Argelia y el diàlogo con el mundo arabe (18/4/58)

 

 

 

[…] Santísimo Padre, ¡hace falta algo más que el petróleo del Sáhara –o de Irak o de Persia‒ para contraponer de manera sana un ideal histórico «de alto potencial» al fervor nacional y religioso que está moviendo con un ritmo cada día más acelerado a los pueblos árabes y a todos los pueblos africanos y asiáticos!

¿Cuál es la estrella luminosa que muestra Occidente (Francia, Inglaterra, América) para crear centros de atracción en condiciones de hacer que converjan hacia sí los pueblos nuevos y las nuevas naciones? ¡Este es el problema! ¿Qué «estrella de Jacob» se muestra en el espacio supuestamente libre del mundo? ¿La estrella de la libertad? Santísimo Padre, está demasiado apagada y demasiado adulterada esta valiosísima estrella que Dios creó para que se moviera en Su órbita, una órbita de justicia y de belleza, una órbita de adoración y de fraternidad.

Este «ideal» de la supuesta libertad económica y política es un ideal que ya no tiene ni atractivo ni belleza ni eficacia: ha sido adulterado, en su misma sustancia, por esa concepción «liberal» del mundo que ha surgido en contraste con la cristiana y que se ha vuelto cada vez más materialista, opresiva, atea. 
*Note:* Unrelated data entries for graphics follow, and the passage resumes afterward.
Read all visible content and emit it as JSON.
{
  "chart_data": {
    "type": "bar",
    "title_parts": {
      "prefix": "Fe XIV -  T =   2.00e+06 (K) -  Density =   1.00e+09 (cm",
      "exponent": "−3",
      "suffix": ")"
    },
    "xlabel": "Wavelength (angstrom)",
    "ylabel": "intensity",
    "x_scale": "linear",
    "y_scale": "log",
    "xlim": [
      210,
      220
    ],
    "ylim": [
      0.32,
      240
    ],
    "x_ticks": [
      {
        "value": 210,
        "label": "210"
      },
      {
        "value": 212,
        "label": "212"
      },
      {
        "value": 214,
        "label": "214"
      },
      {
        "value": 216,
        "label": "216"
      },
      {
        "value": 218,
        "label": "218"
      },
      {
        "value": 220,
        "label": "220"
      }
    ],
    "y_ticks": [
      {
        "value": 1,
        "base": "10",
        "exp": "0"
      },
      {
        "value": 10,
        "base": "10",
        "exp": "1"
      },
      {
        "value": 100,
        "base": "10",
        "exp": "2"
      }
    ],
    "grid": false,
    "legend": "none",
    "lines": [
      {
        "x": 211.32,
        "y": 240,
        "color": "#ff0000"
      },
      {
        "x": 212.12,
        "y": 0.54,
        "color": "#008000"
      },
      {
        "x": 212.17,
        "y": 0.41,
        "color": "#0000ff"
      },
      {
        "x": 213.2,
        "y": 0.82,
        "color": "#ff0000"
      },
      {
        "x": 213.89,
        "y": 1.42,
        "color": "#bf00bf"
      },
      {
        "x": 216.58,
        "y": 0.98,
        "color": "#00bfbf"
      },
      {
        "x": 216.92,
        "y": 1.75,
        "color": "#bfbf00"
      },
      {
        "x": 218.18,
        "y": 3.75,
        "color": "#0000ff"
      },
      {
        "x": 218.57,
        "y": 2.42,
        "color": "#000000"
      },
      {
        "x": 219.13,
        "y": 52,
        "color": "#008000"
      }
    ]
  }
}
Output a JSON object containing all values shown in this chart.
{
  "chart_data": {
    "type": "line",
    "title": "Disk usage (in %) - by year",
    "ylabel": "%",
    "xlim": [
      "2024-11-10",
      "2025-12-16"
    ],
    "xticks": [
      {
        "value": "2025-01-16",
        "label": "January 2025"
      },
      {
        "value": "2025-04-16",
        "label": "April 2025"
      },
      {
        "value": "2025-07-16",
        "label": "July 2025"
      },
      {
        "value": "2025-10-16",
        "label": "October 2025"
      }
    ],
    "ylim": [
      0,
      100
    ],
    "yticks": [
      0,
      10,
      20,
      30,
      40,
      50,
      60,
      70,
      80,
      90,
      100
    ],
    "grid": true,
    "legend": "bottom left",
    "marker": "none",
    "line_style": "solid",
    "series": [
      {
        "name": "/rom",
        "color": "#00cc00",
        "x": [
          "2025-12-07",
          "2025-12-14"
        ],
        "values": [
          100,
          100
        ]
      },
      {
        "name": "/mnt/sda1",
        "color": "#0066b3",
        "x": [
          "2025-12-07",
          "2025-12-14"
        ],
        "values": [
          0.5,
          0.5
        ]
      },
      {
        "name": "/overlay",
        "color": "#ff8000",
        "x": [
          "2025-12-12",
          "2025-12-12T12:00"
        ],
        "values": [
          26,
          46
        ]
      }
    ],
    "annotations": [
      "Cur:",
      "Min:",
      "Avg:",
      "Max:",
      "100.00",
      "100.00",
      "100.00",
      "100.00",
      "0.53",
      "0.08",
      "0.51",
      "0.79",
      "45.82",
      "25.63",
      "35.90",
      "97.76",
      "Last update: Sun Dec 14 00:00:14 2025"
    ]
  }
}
[…] Francia, si no quiere apagarse como faro de civilización cristiana que es, ante todo debe arreglar políticamente –y no policialmente‒ el asunto argelino. El pueblo argelino quiere la independencia, está en su derecho. No hay petróleo que valga ante un problema que está sacudiendo al mundo entero. 

Este tiempo nuestro es singular: por primera vez presenta, en términos totalmente nuevos, el problema de las relaciones entre cristiandad e Islam, entre cristiandad e Israel, entre cristiandad y todo el mundo de los «gentiles» […].